Чтобы обнаружить гибридизацию зонда с его целевой последовательностью, зонд помечают (или «помечают») молекулярным маркером либо радиоактивных, либо (в последнее время) флуоресцентных молекул. Обычно используемые маркеры ³²P ( радиоактивный изотоп фосфора , включенный в фосфодиэфирную связь в ДНК-зонде), дигоксигенин , нерадиоактивный маркер на основе антител , биотин или флуоресцеин. Последовательности ДНК или транскрипты РНК, которые имеют умеренное или высокое сходство последовательностей с зондом, затем обнаруживаются путем визуализации гибридизованного зонда с помощью авторадиографии или других методов визуализации. Обычно фильтр делают либо рентгеновскими снимками, либо фильтр помещают под ультрафиолетовый свет. Обнаружение последовательностей с умеренным или высоким сходством зависит от того, насколько строгие условия гибридизации были применены - высокая строгость, например, высокая температура гибридизации и низкое содержание соли в буферах для гибридизации, допускает гибридизацию только между последовательностями нуклеиновых кислот , которые очень похожи, тогда как низкая строгость, например, более низкая температура и высокое содержание соли позволяют проводить гибридизацию, когда последовательности менее похожи.

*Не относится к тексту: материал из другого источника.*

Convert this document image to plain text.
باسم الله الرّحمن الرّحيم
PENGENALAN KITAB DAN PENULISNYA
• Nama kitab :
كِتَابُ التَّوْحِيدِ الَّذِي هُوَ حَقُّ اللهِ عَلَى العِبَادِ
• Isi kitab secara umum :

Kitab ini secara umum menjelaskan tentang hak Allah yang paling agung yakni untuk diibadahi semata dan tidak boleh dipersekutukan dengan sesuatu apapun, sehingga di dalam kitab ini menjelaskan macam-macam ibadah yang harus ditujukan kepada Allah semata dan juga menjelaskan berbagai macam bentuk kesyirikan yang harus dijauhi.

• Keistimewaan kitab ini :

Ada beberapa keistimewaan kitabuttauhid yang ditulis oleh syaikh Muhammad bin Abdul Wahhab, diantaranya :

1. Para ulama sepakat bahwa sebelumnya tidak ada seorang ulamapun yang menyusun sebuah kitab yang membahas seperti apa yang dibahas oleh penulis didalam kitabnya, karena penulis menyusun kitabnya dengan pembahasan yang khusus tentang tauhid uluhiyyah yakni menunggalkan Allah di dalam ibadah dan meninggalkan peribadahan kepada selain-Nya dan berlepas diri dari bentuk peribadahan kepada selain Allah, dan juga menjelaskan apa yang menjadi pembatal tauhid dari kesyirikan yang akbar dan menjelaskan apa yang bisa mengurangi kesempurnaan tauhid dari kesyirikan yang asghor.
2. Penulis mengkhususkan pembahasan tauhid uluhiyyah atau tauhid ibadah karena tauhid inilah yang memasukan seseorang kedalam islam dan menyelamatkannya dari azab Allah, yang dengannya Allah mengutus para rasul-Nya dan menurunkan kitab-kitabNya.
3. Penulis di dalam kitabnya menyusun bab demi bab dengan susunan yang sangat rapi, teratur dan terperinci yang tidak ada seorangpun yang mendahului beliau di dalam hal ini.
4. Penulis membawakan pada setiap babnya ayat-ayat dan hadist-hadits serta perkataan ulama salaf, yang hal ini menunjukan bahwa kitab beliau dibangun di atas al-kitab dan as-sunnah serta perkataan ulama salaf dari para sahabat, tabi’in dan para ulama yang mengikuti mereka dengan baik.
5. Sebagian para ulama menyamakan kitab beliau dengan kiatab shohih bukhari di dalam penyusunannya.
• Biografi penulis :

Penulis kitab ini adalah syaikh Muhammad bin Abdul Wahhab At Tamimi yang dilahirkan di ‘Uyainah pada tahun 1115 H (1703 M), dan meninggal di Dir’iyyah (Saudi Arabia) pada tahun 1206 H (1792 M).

Зонды гибридизации, используемые в микрочипах ДНК, относятся к ДНК, ковалентно прикрепленной к инертной поверхности, такой как предметные стекла с покрытием или генные чипы мобильная мишень кДНК , с которыми гибридизуется . В зависимости от метода зонд можно синтезировать с использованием фосфорамидитного метода или его можно создать и пометить с помощью ПЦР- амплификации или клонирования (оба метода являются более старыми). В целях повышения стабильности in vivo зонд РНК не используют. Вместо этого аналоги РНК можно использовать морфолино , в частности производные . Зонды на основе молекулярной ДНК или РНК обычно используются при скрининге библиотек генов, обнаружении нуклеотидных последовательностей методами блоттинга и в других генных технологиях, таких как микрочипы нуклеиновых кислот и тканей .

Примеры зондов

Зонды Скорпион®
Молекулярные зонды- маяки
TaqMan ® Датчики
LNA® ( запертая нуклеиновая кислота ) Зонды
Технология велосипедного зонда (CPT)

Использование в микробной экологии

В области микробной экологии олигонуклеотидные зонды используются для определения присутствия микробных видов, родов или микроорганизмов, классифицированных на более широком уровне, таких как бактерии , археи и эукариоты , посредством флуоресцентной гибридизации in situ (FISH). ^[2] Зонды рРНК позволили ученым визуализировать микроорганизмы, которые еще предстоит культивировать в лабораторных условиях, путем извлечения последовательностей рРНК непосредственно из окружающей среды. ^[3] Примеры этих типов микроорганизмов включают:

Nevskia ramosa : N. ramosa — нейстонная бактерия, образующая типичные дихотомически ветвящиеся розетки на поверхности мелководных пресноводных местообитаний. ^[4]
Achromatium oxaliferum : эта огромная бактерия (длина клеток до >100 мкм, диаметр до 50 мкм) содержит шарики серы и массивные включения кальцита и населяет верхние слои пресноводных отложений. Он виден невооруженным глазом и своей устойчивостью к культивированию озадачил поколения микробиологов. ^[5]

Ограничения

В некоторых случаях дифференциация между видами может быть проблематичной при использовании последовательностей 16S рРНК из-за сходства. В таких случаях 23S рРНК . лучшей альтернативой может быть ^[6] Глобальная стандартная библиотека последовательностей рРНК постоянно расширяется и постоянно обновляется, а значит, и возможность случайной гибридизации между специально разработанным зондом (основанным на полных и текущих данных ряда тестовых организмов) и нежелательным/неизвестным целевой организм не может быть легко отброшен. ^[7] Напротив, вполне вероятно, что существуют еще не идентифицированные микроорганизмы, которые филогенетически являются членами целевой группы зонда, но имеют частичные или почти идеальные целевые сайты, что обычно применяется при разработке группоспецифичных зондов.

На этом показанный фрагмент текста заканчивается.